O espectáculo vai ter custos monumentais cujos montantes reais dificilmente virão a ser conhecidos pelo povo. Calcula-se que os cenários que estão a ser construídos ao longo do país custem muitos milhões, pagos pelo Estado ou seja, pelo orçamento público, isto é, pelos trabalhadores. Segundo, o Patriarcado revelou imprudentemente, a Missa de Lisboa «custará zero» às finanças públicas, visto ter havido um movimento de solidariedade de «pessoas individuais e de empresas» que reuniu para o acto os fundos necessários. A missa teria custado, caso assim não fosse, mais de 200 mil euros (estimativa certamente feita «por baixo»). Mas, para além desta missa de Lisboa, paga pelo «espírito solidário e cristão» dos grandes patrões, haverá mais duas grandes missas (Porto e Fátima) que não custarão, cada uma, menos que a missa da capital. O Estado subsidiará uma gigantesca rede de transportes colectivos montada «ad hoc» e destinada a levar e trazer de um lado para o outro a multidão de peregrinos que a igreja aspira enquadrar numa massa popular nunca vista. O Patriarcado – já foi oficialmente anunciado – aguarda que, só em Lisboa, participem na missa 80.000 fiéis e espera que ao percurso do papa acorram mais 160.000 pessoas. Tudo isto num ambiente de puro fundamentalismo, com a invocação da Virgem, de Fátima, do Cristo Rei, da Capelinha das Aparições com Bênção das Velas, cartazes e bandeiras, rosários e cruzinhas, etc.

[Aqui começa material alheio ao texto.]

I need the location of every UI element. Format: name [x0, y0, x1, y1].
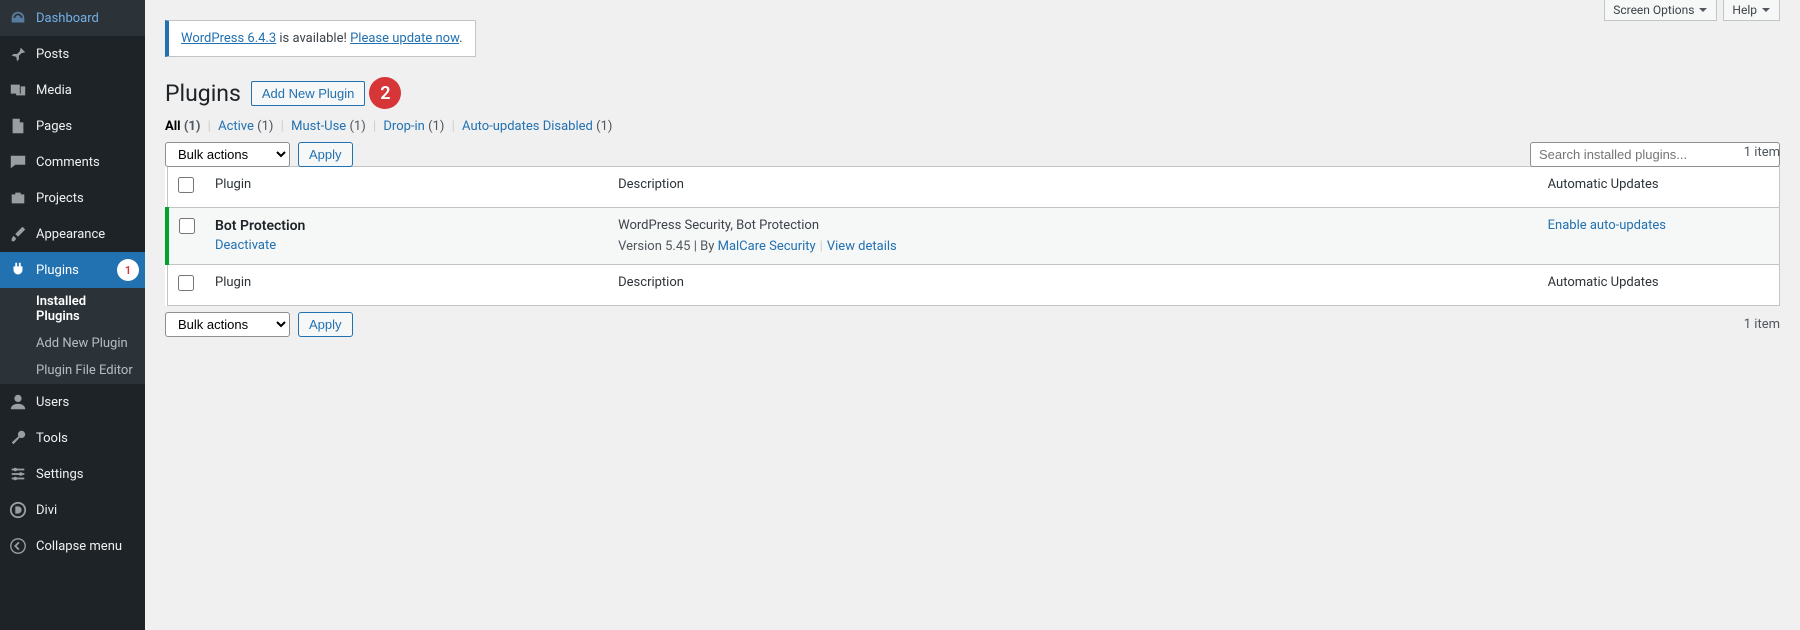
sidebar-item-divi[interactable]: Divi	[0, 492, 145, 528]
plugin-row: Bot Protection Deactivate WordPress Secu…	[167, 208, 1780, 265]
wrench-icon	[8, 428, 28, 448]
col-auto-foot[interactable]: Automatic Updates	[1538, 265, 1780, 306]
sidebar-item-comments[interactable]: Comments	[0, 144, 145, 180]
settings-icon	[8, 464, 28, 484]
filter-dropin[interactable]: Drop-in	[383, 119, 424, 134]
plugin-filters: All (1) | Active (1) | Must-Use (1) | Dr…	[165, 119, 1780, 134]
enable-auto-updates-link[interactable]: Enable auto-updates	[1548, 218, 1666, 233]
admin-sidebar: Dashboard Posts Media Pages Comments Pro…	[0, 0, 145, 630]
divi-icon	[8, 500, 28, 520]
submenu-add-new[interactable]: Add New Plugin	[0, 330, 145, 357]
plugin-author-link[interactable]: MalCare Security	[718, 239, 816, 254]
comment-icon	[8, 152, 28, 172]
label: Appearance	[36, 227, 105, 242]
plugins-submenu: Installed Plugins Add New Plugin Plugin …	[0, 288, 145, 384]
label: Projects	[36, 191, 84, 206]
label: Divi	[36, 503, 57, 518]
col-auto-updates[interactable]: Automatic Updates	[1538, 167, 1780, 208]
screen-options-tab[interactable]: Screen Options	[1604, 0, 1717, 21]
item-count-top: 1 item	[1744, 145, 1780, 160]
collapse-icon	[8, 536, 28, 556]
filter-active[interactable]: Active	[218, 119, 254, 134]
label: Users	[36, 395, 69, 410]
update-badge: 1	[117, 259, 139, 281]
wp-version-link[interactable]: WordPress 6.4.3	[181, 31, 276, 46]
chevron-down-icon	[1761, 5, 1771, 15]
portfolio-icon	[8, 188, 28, 208]
sidebar-item-plugins[interactable]: Plugins 1	[0, 252, 145, 288]
label: Collapse menu	[36, 539, 122, 554]
plugin-version: 5.45	[665, 239, 690, 254]
sidebar-item-collapse[interactable]: Collapse menu	[0, 528, 145, 564]
label: Settings	[36, 467, 83, 482]
label: Comments	[36, 155, 100, 170]
filter-mustuse[interactable]: Must-Use	[291, 119, 346, 134]
plugins-table: Plugin Description Automatic Updates Bot…	[165, 166, 1780, 306]
apply-button-bottom[interactable]: Apply	[298, 312, 353, 337]
sidebar-item-appearance[interactable]: Appearance	[0, 216, 145, 252]
sidebar-item-settings[interactable]: Settings	[0, 456, 145, 492]
brush-icon	[8, 224, 28, 244]
sidebar-item-tools[interactable]: Tools	[0, 420, 145, 456]
select-all-bottom[interactable]	[178, 275, 194, 291]
sidebar-item-dashboard[interactable]: Dashboard	[0, 0, 145, 36]
view-details-link[interactable]: View details	[827, 239, 897, 254]
submenu-installed-plugins[interactable]: Installed Plugins	[0, 288, 145, 330]
select-all-top[interactable]	[178, 177, 194, 193]
help-tab[interactable]: Help	[1723, 0, 1780, 21]
main-content: Screen Options Help WordPress 6.4.3 is a…	[145, 0, 1800, 630]
sidebar-item-posts[interactable]: Posts	[0, 36, 145, 72]
bulk-actions-select-top[interactable]: Bulk actions	[165, 142, 290, 167]
deactivate-link[interactable]: Deactivate	[215, 238, 276, 253]
help-label: Help	[1732, 3, 1757, 17]
plugin-name: Bot Protection	[215, 218, 598, 234]
update-now-link[interactable]: Please update now	[350, 31, 459, 46]
label: Pages	[36, 119, 72, 134]
chevron-down-icon	[1698, 5, 1708, 15]
dashboard-icon	[8, 8, 28, 28]
annotation-badge-2: 2	[369, 77, 401, 109]
submenu-file-editor[interactable]: Plugin File Editor	[0, 357, 145, 384]
bulk-actions-select-bottom[interactable]: Bulk actions	[165, 312, 290, 337]
plugin-icon	[8, 260, 28, 280]
filter-all[interactable]: All (1)	[165, 119, 200, 134]
label: Plugins	[36, 263, 79, 278]
label: Media	[36, 83, 72, 98]
col-description[interactable]: Description	[608, 167, 1538, 208]
label: Posts	[36, 47, 69, 62]
sidebar-item-media[interactable]: Media	[0, 72, 145, 108]
user-icon	[8, 392, 28, 412]
notice-text-1: is available!	[276, 31, 350, 46]
apply-button-top[interactable]: Apply	[298, 142, 353, 167]
col-desc-foot[interactable]: Description	[608, 265, 1538, 306]
plugin-description: WordPress Security, Bot Protection	[618, 218, 1528, 233]
plugin-meta: Version 5.45 | By MalCare Security|View …	[618, 239, 1528, 254]
page-icon	[8, 116, 28, 136]
col-plugin-foot[interactable]: Plugin	[205, 265, 608, 306]
update-notice: WordPress 6.4.3 is available! Please upd…	[165, 20, 476, 57]
sidebar-item-users[interactable]: Users	[0, 384, 145, 420]
add-new-plugin-button[interactable]: Add New Plugin	[251, 81, 366, 106]
filter-auto[interactable]: Auto-updates Disabled	[462, 119, 593, 134]
label: Tools	[36, 431, 68, 446]
screen-options-label: Screen Options	[1613, 3, 1694, 17]
page-title: Plugins	[165, 80, 241, 107]
search-plugins-input[interactable]	[1530, 142, 1780, 167]
label: Dashboard	[36, 11, 99, 26]
item-count-bottom: 1 item	[1744, 317, 1780, 332]
notice-text-2: .	[459, 31, 462, 46]
col-plugin[interactable]: Plugin	[205, 167, 608, 208]
pin-icon	[8, 44, 28, 64]
sidebar-item-pages[interactable]: Pages	[0, 108, 145, 144]
media-icon	[8, 80, 28, 100]
sidebar-item-projects[interactable]: Projects	[0, 180, 145, 216]
plugin-checkbox[interactable]	[179, 218, 195, 234]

A reafirmação desta opção obscurantista do Vaticano no mundo actual completa-se com outras acções de maior interesse. O papa Ratzinger tem sucessivos encontros marcados com homens da cultura, com responsáveis das ONG e IPSS e, segundo se afirmou mas o programa oficial não confirma, com as associações patronais.

Veremos quem aparece e o que das reuniões transparece.

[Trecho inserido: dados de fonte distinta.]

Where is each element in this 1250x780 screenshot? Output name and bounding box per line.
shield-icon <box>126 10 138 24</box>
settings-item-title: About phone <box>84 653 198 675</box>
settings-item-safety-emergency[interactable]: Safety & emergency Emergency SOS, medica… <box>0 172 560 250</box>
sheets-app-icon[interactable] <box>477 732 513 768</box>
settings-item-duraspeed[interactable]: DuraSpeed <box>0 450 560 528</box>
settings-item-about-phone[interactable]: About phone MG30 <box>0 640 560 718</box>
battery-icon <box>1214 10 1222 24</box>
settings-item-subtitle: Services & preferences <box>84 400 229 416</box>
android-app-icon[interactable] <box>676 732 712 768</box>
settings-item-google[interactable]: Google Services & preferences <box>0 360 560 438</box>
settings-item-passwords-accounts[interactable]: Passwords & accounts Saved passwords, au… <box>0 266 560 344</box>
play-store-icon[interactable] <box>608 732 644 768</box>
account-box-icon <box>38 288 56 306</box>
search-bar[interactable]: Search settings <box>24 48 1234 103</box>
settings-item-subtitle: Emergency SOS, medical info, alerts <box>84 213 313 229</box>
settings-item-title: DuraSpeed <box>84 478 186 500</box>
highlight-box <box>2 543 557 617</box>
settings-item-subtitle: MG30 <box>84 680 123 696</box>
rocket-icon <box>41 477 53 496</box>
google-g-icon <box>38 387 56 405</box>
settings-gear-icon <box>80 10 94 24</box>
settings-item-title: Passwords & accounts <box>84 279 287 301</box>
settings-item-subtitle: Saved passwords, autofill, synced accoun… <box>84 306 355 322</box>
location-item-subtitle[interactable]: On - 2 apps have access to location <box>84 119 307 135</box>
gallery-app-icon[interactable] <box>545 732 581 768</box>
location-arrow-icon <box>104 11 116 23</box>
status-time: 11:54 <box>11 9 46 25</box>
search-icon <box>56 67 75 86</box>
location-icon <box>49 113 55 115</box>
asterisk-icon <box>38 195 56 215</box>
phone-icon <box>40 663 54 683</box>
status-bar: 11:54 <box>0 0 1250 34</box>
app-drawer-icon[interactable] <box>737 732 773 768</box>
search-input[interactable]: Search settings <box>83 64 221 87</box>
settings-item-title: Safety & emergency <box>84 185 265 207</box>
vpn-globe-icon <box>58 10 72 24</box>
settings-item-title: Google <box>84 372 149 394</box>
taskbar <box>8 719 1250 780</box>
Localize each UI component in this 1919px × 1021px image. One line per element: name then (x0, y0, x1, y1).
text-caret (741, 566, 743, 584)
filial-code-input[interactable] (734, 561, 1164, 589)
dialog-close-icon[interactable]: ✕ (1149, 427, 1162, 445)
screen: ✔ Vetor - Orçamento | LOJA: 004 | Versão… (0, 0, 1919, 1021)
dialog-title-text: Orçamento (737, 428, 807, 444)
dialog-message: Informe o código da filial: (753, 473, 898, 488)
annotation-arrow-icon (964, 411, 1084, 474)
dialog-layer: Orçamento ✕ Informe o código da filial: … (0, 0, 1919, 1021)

A visita do papa a Portugal vai decorrer num clima social conflituoso. Não porque o papa seja objecto de uma atenção especial. Mas porque os trabalhadores começam a levantar-se contra a exploração de que são vítimas e contra o regime das máfias que frequentemente se apoiam na doutrina da igreja. Há dezenas de greves e de outras formas de luta marcadas para o mês de Maio. Ratzinger foi infeliz na escolha das datas para a sua visita a Portugal. Mas a História, por vezes, escreve a verdade com linhas tortas.

Por outro lado, a visita verifica-se em plena fase de agudização da crise profunda (talvez decisiva) em que o mundo católico mergulhou, a par da crise do capitalismo. Crise de perda acelerada de credibilidade causada por múltiplos escândalos sucessivos, tais como o da pedofilia dos padres. Crises culturais desencadeadas pela clara incapacidade da hierarquia da igreja em compreender, assimilar e aplicar aos próprios ritmos católicos o essencial das extraordinárias conquistas das ciências contemporâneas. Enfim, crise política posta a nu pela revelação da extensão das alianças que identificam catolicismo oficial e capitalismo explorador.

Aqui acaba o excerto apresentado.